Containers for local delivery historically had sat on container terminals for an average of no more than three to four days, while containers destined for the railway network dwelled for less than two days. Since mid-2020 those periods have increased significantly. That has made it difficult to clear cargo off the terminals, which in turn has made it slower to bring in ships at anchor.

Fees collected from the dwelling cargo charges were expected to be re-invested by the two ports for programmes designed to enhance efficiency, accelerate cargo velocity, and address congestion impacts throughout the San Pedro Bay, the Port of Los Angeles and Port of Long Beach said.

The policy was developed in coordination with the Biden-Harris Supply Chain Disruptions Task Force, US Department of Transportation and multiple supply chain stakeholders.

An update from Marine Exchange of Southern California late on Friday said that numbers were slightly down from six records set on Thursday October 21st.

As of noon on Friday: there were 163 total vessels of all types were in port, which includes all vessels at a berth/dock, plus those at anchor, plus those in a holding area within 40 miles of the ports.

Of the 163 in total, 105 were at anchor, four fewer than on Thursday. Of these, 54 were physically anchored to the bottom, while 51 were in holding areas within 40 miles of ports. The other 58 were at a berth/dock discharging and/or loading cargo.

Of the 163 vessels, 106 were container ships, down two from Thursday.

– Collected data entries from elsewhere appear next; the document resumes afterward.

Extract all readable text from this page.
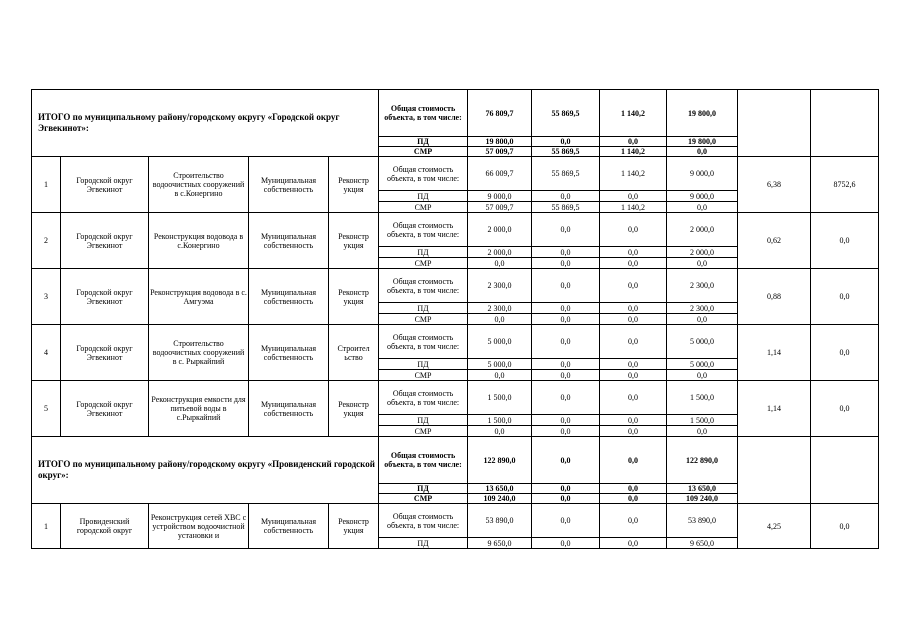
ИТОГО по муниципальному району/городскому округу «Городской округ Эгвекинот»:					Общая стоимость объекта, в том числе:	76 809,7	55 869,5	1 140,2	19 800,0		
					ПД	19 800,0	0,0	0,0	19 800,0		
					СМР	57 009,7	55 869,5	1 140,2	0,0		
1	Городской округ Эгвекинот	Строительство водоочистных сооружений в с.Конергино	Муниципальная собственность	Реконстр укция	Общая стоимость объекта, в том числе:	66 009,7	55 869,5	1 140,2	9 000,0	6,38	8752,6
					ПД	9 000,0	0,0	0,0	9 000,0		
					СМР	57 009,7	55 869,5	1 140,2	0,0		
2	Городской округ Эгвекинот	Реконструкция водовода в с.Конергино	Муниципальная собственность	Реконстр укция	Общая стоимость объекта, в том числе:	2 000,0	0,0	0,0	2 000,0	0,62	0,0
					ПД	2 000,0	0,0	0,0	2 000,0		
					СМР	0,0	0,0	0,0	0,0		
3	Городской округ Эгвекинот	Реконструкция водовода в с. Амгуэма	Муниципальная собственность	Реконстр укция	Общая стоимость объекта, в том числе:	2 300,0	0,0	0,0	2 300,0	0,88	0,0
					ПД	2 300,0	0,0	0,0	2 300,0		
					СМР	0,0	0,0	0,0	0,0		
4	Городской округ Эгвекинот	Строительство водоочистных сооружений в с. Рыркайпий	Муниципальная собственность	Строител ьство	Общая стоимость объекта, в том числе:	5 000,0	0,0	0,0	5 000,0	1,14	0,0
					ПД	5 000,0	0,0	0,0	5 000,0		
					СМР	0,0	0,0	0,0	0,0		
5	Городской округ Эгвекинот	Реконструкция емкости для питьевой воды в с.Рыркайпий	Муниципальная собственность	Реконстр укция	Общая стоимость объекта, в том числе:	1 500,0	0,0	0,0	1 500,0	1,14	0,0
					ПД	1 500,0	0,0	0,0	1 500,0		
					СМР	0,0	0,0	0,0	0,0		
ИТОГО по муниципальному району/городскому округу «Провиденский городской округ»:					Общая стоимость объекта, в том числе:	122 890,0	0,0	0,0	122 890,0		
					ПД	13 650,0	0,0	0,0	13 650,0		
					СМР	109 240,0	0,0	0,0	109 240,0		
1	Провиденский городской округ	Реконструкция сетей ХВС с устройством водоочистной установки и	Муниципальная собственность	Реконстр укция	Общая стоимость объекта, в том числе:	53 890,0	0,0	0,0	53 890,0	4,25	0,0
					ПД	9 650,0	0,0	0,0	9 650,0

Of the 106 container ships, 77 were container ships were “waiting” (35 physically anchored to the bottom plus 42 in holding areas within 40 miles of the ports) and 29 were at a berth/dock discharging and/or loading cargo.

Tankers and cruise ships were arriving and departing the ports per their schedules without delay. Some of the cruise ships have passengers, while others were still caretaker crews only.

Meanwhile, high winds were expected at Ports of Los Angeles and Long Beach early this week at the anchorages and holding areas. The bomb cyclone that had been hitting the Pacific Northwest since Sunday was heading south. According to the US National Weather Service, the system’s minimum central pressure dropped to 942.5 mb on Sunday, the lowest pressure ever recorded off the Pacific Northwest.

The US Coast Guard Captain of the Port for Sector Los Angeles-Long Beach encouraged those commercial ships that were drifting in holding areas to “proceed under power” prior to the arrival of a wind event forecasted for Monday and Tuesday.

In its Friday update it asked ships at anchor and in holding areas to voluntarily head out to sea before the wind event started so they could space themselves out even more for safety of each vessel. The USCG said that vessels doing so would retain their space in the anchorages and queue; they would not be charged an extra VTS fee for the departure and return. Vessels would be allowed to return on their own schedule following the wind event.

“In order to ensure the safe navigation of all vessels, the Captain of the Port encourages all commercial vessels greater than 1,600 gt that are underway, not making way, to proceed under power prior to the forecasted weather,” the safety bulletin reads. The “underway, not making way” would include ships drifting in designated holding areas.